So I am trying to submit Form 119 for my less than one-month-old baby.
In Form 119 for "identity part" of my baby, it required some document with photo and full name. I can not provide this except for a birth cert which does not have a photo.

So could you let me know how did you do that step? Also could you share us what document you have submitted for Form 119? Thanks in advance!


----------



## montu_seshil (Feb 21, 2014)

benson said:


> Hi montu_seshil, congratulations to you!
> 
> Now I've got similar situation with you. I am PR living in AU and no visa label on my passport. I'd like to apply a passport for my new born baby, and realizing "form 119" is the only way for me.
> 
> ...


hi benson,

you need to provide passport size photo, with identity declaration by an Australian citizen (check form 119 this list who can signed endorse photo),


----------



## baderjavaid (Dec 21, 2014)

montu_seshil said:


> *Last update*
> 
> I have received passport last week.


Hey Montu, Congrats on getting passport.

I am about to start the process as expecting my child to be born this weekend.

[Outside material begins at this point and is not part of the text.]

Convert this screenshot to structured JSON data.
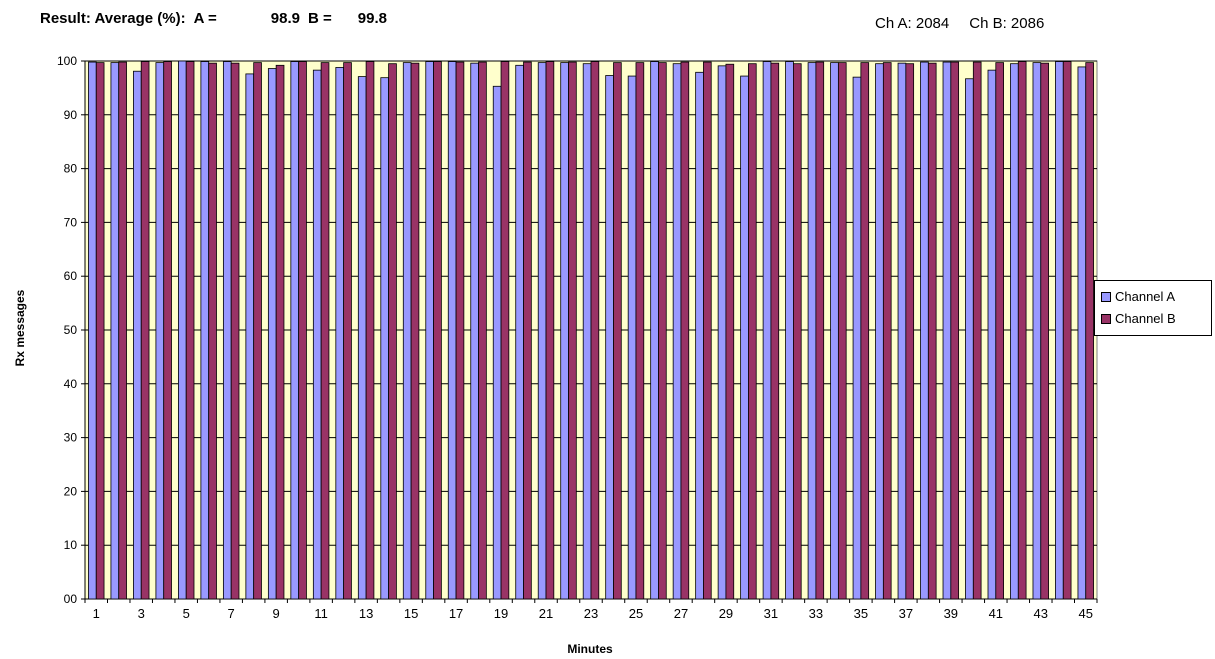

Is it possible to get in touch with you to clarify few points in form 119. I found form 119 very complicating.

I would so much appreciate if you can share your contact details by sending a PM.

regards,

BJ


----------



## dr_tanya (Sep 9, 2016)

*Another question*

Hi montu_seshil, congratulations to you!

Just wanted to know what documents including yours and your baby's you provided with your form 119?


----------



## montu_seshil (Feb 21, 2014)

Hi dr_tanya,

this is what i submitted : 

Application form (make sure its one sided otherwise it will be rejected - and make sure all lines/boxes in form are clearly visible)
Child's birth certificate
Child's citizen certificate ( you do not have to take copy, as they will make it there)
and one of parent's identity. - i produced my driving license.

all documents were JP attested


----------